Trickster or not, the spirit has planted a seed inside me that grows at an unnatural pace throughout the day. I would that Ariel had kept his silence, but it is too late. Dreams and nightmares, indeed. Whatever does it mean?
That night my dreams are crowded with shapeless terrors, things that swarm out of the darkness. I awaken with screams caught in my throat, choked whimpers like a hare caught in one of Caliban’s snares, only to find shadows pooling around my pallet, rising like dark waves, formless things in the depths reaching for me with open mouths filled with teeth; and then I scream and wake again with a whimpering jolt, knowing the first awakening to have been false.
Over and over, this happens.
And when I am awake, truly awake, lying alone and afraid in the darkness, I wonder. What does Papa’s sanctum contain?
I know only that I cannot bear any more of this not-knowing.
When Papa’s chant greets the first rays of dawn, I slip from beneath the linens. The tiles are cool beneath my bare feet, all the Moorish patterns on the walls faint in the dim grey light.
Clutching my robe about me, I climb the stairs to the upper story. There is no lock on the doors to Papa’s sanctum, only a pair of heavy iron handles. Trusting to my obedience, Papa has never needed a lock.
I tell myself I will steal only the merest glance. One glance, just to confirm that there is nothing to fear, that Ariel does but seek to bait me as he baited Caliban. And then I will tell Papa what Ariel said to me, and he will bid the spirit to hold his tongue. Papa need never know I doubted him.
I turn one handle and the door creaks open a few inches. Outside, Papa chants the songs of the spheres.
Beyond the door, it is still. A waft of air emerges, carrying the scents I have smelled on Papa’s robes; scents of herbs and oils, acrid scents of chymicals and heated metal that catch in my nose.
I push the door open.
Dreams, oh! Papa’s sanctum contains such things as I never knew existed; fantastical instruments of gleaming metal with bits that spin and turn and fit together in intriguing ways. There are shelves and shelves; an entire shelf filled with books, shelves filled with animal skulls and seashells and coral, horns and hooves, rocks and feathers. There are jars of herbs and unguents, and strangely shaped glass vessels with tubes protruding from them. There are cases and cases of drawers, some labeled in Papa’s neat hand, others labeled in unfamiliar hands and unfamiliar letters. The very walls are covered with strange drawings and symbols I cannot begin to decipher.
I stare, gaping.
There on a long counter, there is a brazier glowing brightly, so brightly the bars of the metal grate are red-hot. It makes a faint crackling sound. And I know, I know, I should close the door and go, but I do not.
I need to know what it is that burns so brightly within it.
My feet move soundlessly across the smooth tiles. Inside the brazier, there is a nest of fire; inside the nest, a salamander lies curled, and although I have never seen a fire elemental, I know it as such. It uncurls itself at my approach, lifting its head from its tail and stretching out its legs, unfurling its claws and opening eyes that blaze like I imagine rubies must do, its gaze on a level with mine.

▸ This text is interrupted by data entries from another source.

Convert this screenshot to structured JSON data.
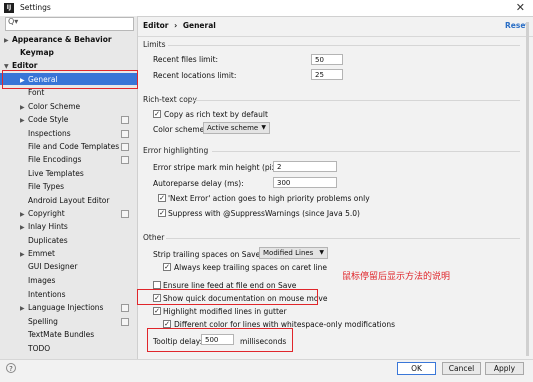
{
  "window": {
    "title": "Settings",
    "app_icon_text": "IJ",
    "close_glyph": "✕"
  },
  "search": {
    "placeholder": "Q▾",
    "value": ""
  },
  "sidebar": {
    "items": [
      {
        "label": "Appearance & Behavior",
        "arrow": "▶",
        "bold": true
      },
      {
        "label": "Keymap",
        "arrow": "",
        "bold": true
      },
      {
        "label": "Editor",
        "arrow": "▼",
        "bold": true
      },
      {
        "label": "General",
        "arrow": "▶",
        "selected": true
      },
      {
        "label": "Font",
        "arrow": ""
      },
      {
        "label": "Color Scheme",
        "arrow": "▶"
      },
      {
        "label": "Code Style",
        "arrow": "▶"
      },
      {
        "label": "Inspections",
        "arrow": ""
      },
      {
        "label": "File and Code Templates",
        "arrow": ""
      },
      {
        "label": "File Encodings",
        "arrow": ""
      },
      {
        "label": "Live Templates",
        "arrow": ""
      },
      {
        "label": "File Types",
        "arrow": ""
      },
      {
        "label": "Android Layout Editor",
        "arrow": ""
      },
      {
        "label": "Copyright",
        "arrow": "▶"
      },
      {
        "label": "Inlay Hints",
        "arrow": "▶"
      },
      {
        "label": "Duplicates",
        "arrow": ""
      },
      {
        "label": "Emmet",
        "arrow": "▶"
      },
      {
        "label": "GUI Designer",
        "arrow": ""
      },
      {
        "label": "Images",
        "arrow": ""
      },
      {
        "label": "Intentions",
        "arrow": ""
      },
      {
        "label": "Language Injections",
        "arrow": "▶"
      },
      {
        "label": "Spelling",
        "arrow": ""
      },
      {
        "label": "TextMate Bundles",
        "arrow": ""
      },
      {
        "label": "TODO",
        "arrow": ""
      }
    ]
  },
  "breadcrumb": {
    "parent": "Editor",
    "separator": "›",
    "current": "General",
    "reset": "Reset"
  },
  "limits": {
    "title": "Limits",
    "recent_files_label": "Recent files limit:",
    "recent_files_value": "50",
    "recent_locations_label": "Recent locations limit:",
    "recent_locations_value": "25"
  },
  "rich_text": {
    "title": "Rich-text copy",
    "copy_label": "Copy as rich text by default",
    "scheme_label": "Color scheme:",
    "scheme_value": "Active scheme"
  },
  "error_highlighting": {
    "title": "Error highlighting",
    "stripe_label": "Error stripe mark min height (pixels):",
    "stripe_value": "2",
    "autoreparse_label": "Autoreparse delay (ms):",
    "autoreparse_value": "300",
    "next_error_label": "'Next Error' action goes to high priority problems only",
    "suppress_label": "Suppress with @SuppressWarnings (since Java 5.0)"
  },
  "other": {
    "title": "Other",
    "strip_label": "Strip trailing spaces on Save:",
    "strip_value": "Modified Lines",
    "keep_trailing_label": "Always keep trailing spaces on caret line",
    "ensure_lf_label": "Ensure line feed at file end on Save",
    "quick_doc_label": "Show quick documentation on mouse move",
    "highlight_lines_label": "Highlight modified lines in gutter",
    "different_color_label": "Different color for lines with whitespace-only modifications",
    "tooltip_label": "Tooltip delay:",
    "tooltip_value": "500",
    "tooltip_unit": "milliseconds"
  },
  "annotation": "鼠标停留后显示方法的说明",
  "footer": {
    "ok": "OK",
    "cancel": "Cancel",
    "apply": "Apply",
    "help": "?"
  },
  "colors": {
    "selection": "#3875d7",
    "highlight_box": "#e0262b",
    "link": "#2a6ec5"
  }
}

“Oh!” I whisper in awe, for it is so very beautiful in the heart of the fire, all red and gold and shining.
The salamander’s eyes blink. “You mussst be the child,” it says in a voice that crackles and hisses like embers.
I take a step backward. “You speak?”
A tongue like a tiny forked flame darts forth from its lipless mouth and retreats. “Yesss.”
“Oh,” I say again, feeling foolish.
The salamander regards me with red eyes faceted like jewels. “Have you come to sssee it?”
“It?” I echo.
“Her.” The salamander amends its choice of words, its jeweled gaze slewing sideways. “Her.”
I follow its gaze.
There is a glass jar atop the counter. It sits some foot and a half away from the brazier. It is filled with clear liquid, and there is a … thing … floating in it. A dead thing, I think at first; a skinned hare or some such thing that Papa has preserved here.
But it is not a hare.
And it is not dead.
The thing floating in the jar is a tiny misshapen person. Its skin is as white and sickly as the gills of a mushroom. Its features are unformed blobs, but as I stare in sick fascination, its lids open to reveal pale, milky blue eyes. Its mouth opens and closes, and its limbs stir.
“What—” My voice cracks. “What is it?”
The salamander laughs, a sound like a shower of sparks rising. “Look clossser,” it says. “Look closer.”